The Audi ad received one complaint, claiming that it exaggerated the benefits of the car's safety features and suggested that these features allowed the car to be driven in complete safety. The ASA disagreed, sensibly concluding that people would understand there were limitations with these technologies.

Notably, there were no complaints that the ad encouraged unsafe driving. Despite this, Audi's response to the ASA was at pains to head off any such suggestion. In the end, the ASA didn't really touch on this point in its own analysis.

This is surprising, given the recent upheld rulings against the Nissan and Fiat ads. Those ads were found to have encouraged unsafe driving, despite the Fiat ad being set in a fantastical cityscape (complete with a loop-the-loop) and the Nissan ad using an example of poor driving purely to showcase the car's safety credentials.

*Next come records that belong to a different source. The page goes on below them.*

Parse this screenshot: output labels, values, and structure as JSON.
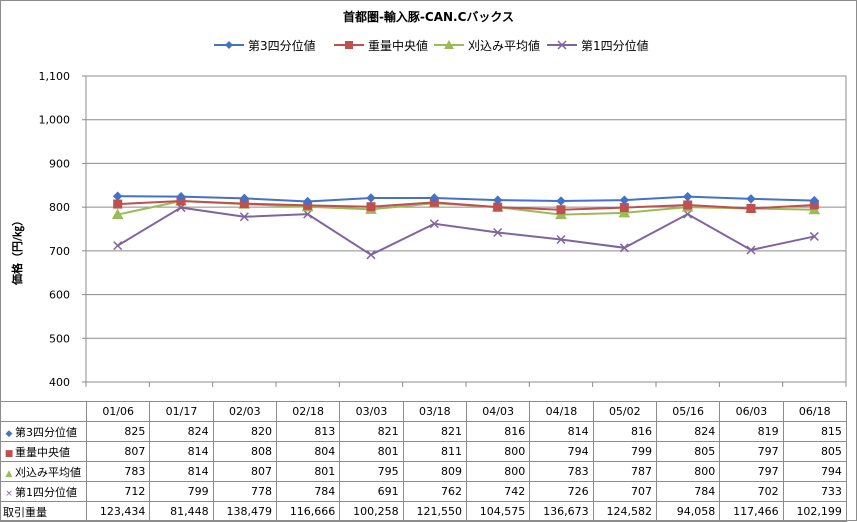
{
  "chart_data": {
    "type": "line",
    "title": "首都圏-輸入豚-CAN.Cバックス",
    "ylabel": "価格（円/㎏）",
    "ylim": [
      400,
      1100
    ],
    "yticks": [
      "400",
      "500",
      "600",
      "700",
      "800",
      "900",
      "1,000",
      "1,100"
    ],
    "grid": true,
    "legend_position": "top",
    "categories": [
      "01/06",
      "01/17",
      "02/03",
      "02/18",
      "03/03",
      "03/18",
      "04/03",
      "04/18",
      "05/02",
      "05/16",
      "06/03",
      "06/18"
    ],
    "series": [
      {
        "name": "第3四分位値",
        "color": "#4472C4",
        "marker": "diamond",
        "marker_glyph": "◆",
        "values": [
          825,
          824,
          820,
          813,
          821,
          821,
          816,
          814,
          816,
          824,
          819,
          815
        ]
      },
      {
        "name": "重量中央値",
        "color": "#C0504D",
        "marker": "square",
        "marker_glyph": "■",
        "values": [
          807,
          814,
          808,
          804,
          801,
          811,
          800,
          794,
          799,
          805,
          797,
          805
        ]
      },
      {
        "name": "刈込み平均値",
        "color": "#9BBB59",
        "marker": "triangle",
        "marker_glyph": "▲",
        "values": [
          783,
          814,
          807,
          801,
          795,
          809,
          800,
          783,
          787,
          800,
          797,
          794
        ]
      },
      {
        "name": "第1四分位値",
        "color": "#8064A2",
        "marker": "x",
        "marker_glyph": "×",
        "values": [
          712,
          799,
          778,
          784,
          691,
          762,
          742,
          726,
          707,
          784,
          702,
          733
        ]
      }
    ],
    "volume": {
      "name": "取引重量",
      "values": [
        "123,434",
        "81,448",
        "138,479",
        "116,666",
        "100,258",
        "121,550",
        "104,575",
        "136,673",
        "124,582",
        "94,058",
        "117,466",
        "102,199"
      ]
    }
  }
}
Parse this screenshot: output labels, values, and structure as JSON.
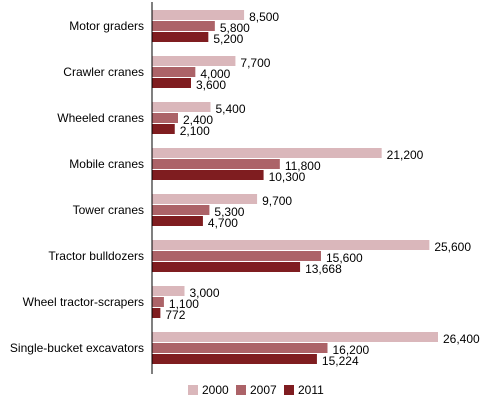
{
  "chart_data": {
    "type": "bar",
    "orientation": "horizontal",
    "categories": [
      "Motor graders",
      "Crawler cranes",
      "Wheeled cranes",
      "Mobile cranes",
      "Tower cranes",
      "Tractor bulldozers",
      "Wheel tractor-scrapers",
      "Single-bucket excavators"
    ],
    "series": [
      {
        "name": "2000",
        "color": "#dab7bb",
        "values": [
          8500,
          7700,
          5400,
          21200,
          9700,
          25600,
          3000,
          26400
        ],
        "labels": [
          "8,500",
          "7,700",
          "5,400",
          "21,200",
          "9,700",
          "25,600",
          "3,000",
          "26,400"
        ]
      },
      {
        "name": "2007",
        "color": "#ac6368",
        "values": [
          5800,
          4000,
          2400,
          11800,
          5300,
          15600,
          1100,
          16200
        ],
        "labels": [
          "5,800",
          "4,000",
          "2,400",
          "11,800",
          "5,300",
          "15,600",
          "1,100",
          "16,200"
        ]
      },
      {
        "name": "2011",
        "color": "#7f1d20",
        "values": [
          5200,
          3600,
          2100,
          10300,
          4700,
          13668,
          772,
          15224
        ],
        "labels": [
          "5,200",
          "3,600",
          "2,100",
          "10,300",
          "4,700",
          "13,668",
          "772",
          "15,224"
        ]
      }
    ],
    "xlim": [
      0,
      30000
    ],
    "grid": false,
    "legend_position": "bottom"
  }
}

The Audi ad was set on real roads and involved plenty of unsafe driving. So what was the difference?

A key factor may be that the clowns and their ridiculous antics – driving buses with pie spattered faces, floating dreamily into power lines under a bunch of balloons, applying lipstick whilst parked across lanes – add just enough incredulity to the overall picture. By contrast, the ASA considered the Fiat ad to be on balance just a little too close to reality.

Also, in the Audi ad the bad driving came from the comical clowns, not the real-world Audi drivers; and it was so bad that no one could possibly take it (or them) seriously. The ASA noted that the Audis were not moving particularly quickly and pointed to the fact that the safety features were engaged as a result of actions taken by other drivers (unlike in the Nissan ad where the driver was at fault).

Perhaps that's why the ASA (probably quite rightly) didn't feel it necessary to consider the unsafe driving angle, which they could have done, even though it wasn't raised by the complainant.